If `I=int x^(-11) (1+x^4)^(-1//2) \ dx`

To solve the integral \( I = \int x^{-11} (1 + x^4)^{-1/2} \, dx \), we can follow these steps: ### Step 1: Rewrite the Integral We start with the integral: \[ I = \int x^{-11} (1 + x^4)^{-1/2} \, dx \] We can rewrite \( x^{-11} \) as \( \frac{1}{x^{11}} \) and \( (1 + x^4)^{-1/2} \) remains as is. ### Step 2: Change of Variables Next, we can simplify the expression by making a substitution.

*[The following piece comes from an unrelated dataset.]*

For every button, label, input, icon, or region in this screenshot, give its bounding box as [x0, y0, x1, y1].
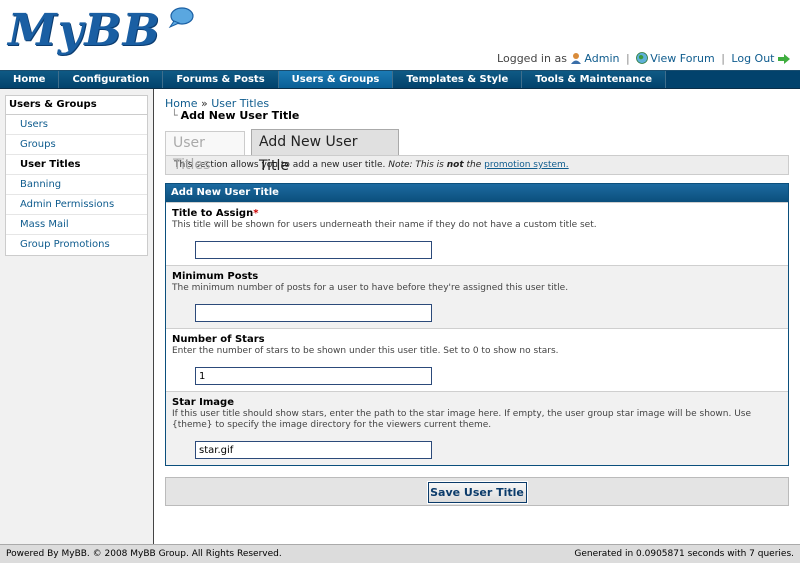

Let: \[ t = 1 + x^4 \] Then, differentiating both sides gives: \[ dt = 4x^3 \, dx \quad \Rightarrow \quad dx = \frac{dt}{4x^3} \] ### Step 3: Express \( x \) in Terms of \( t \) From our substitution, we can express \( x^4 \) in terms of \( t \): \[ x^4 = t - 1 \quad \Rightarrow \quad x = (t - 1)^{1/4} \] Thus, \[ x^3 = (t - 1)^{3/4} \] ### Step 4: Substitute into the Integral Now we substitute \( dx \) and \( x^3 \) into the integral: \[ I = \int \frac{1}{(t - 1)^{11/4}} (t)^{-1/2} \cdot \frac{dt}{4(t - 1)^{3/4}} \] This simplifies to: \[ I = \frac{1}{4} \int t^{-1/2} (t - 1)^{-11/4} \, dt \] ### Step 5: Simplify the Integral Now we can simplify the integral: \[ I = \frac{1}{4} \int t^{-1/2} (t - 1)^{-11/4} \, dt \] ### Step 6: Use the Beta Function This integral can be evaluated using the Beta function or by recognizing it as a standard form. The integral can be expressed as: \[ I = \frac{1}{4} B\left(\frac{1}{2}, \frac{1}{4}\right) \] where \( B(x,y) \) is the Beta function. ### Step 7: Final Result The result of the Beta function can be computed, but for the purposes of this solution, we can leave it in terms of the Beta function: \[ I = \frac{1}{4} B\left(\frac{1}{2}, \frac{1}{4}\right) + C \] where \( C \) is the constant of integration.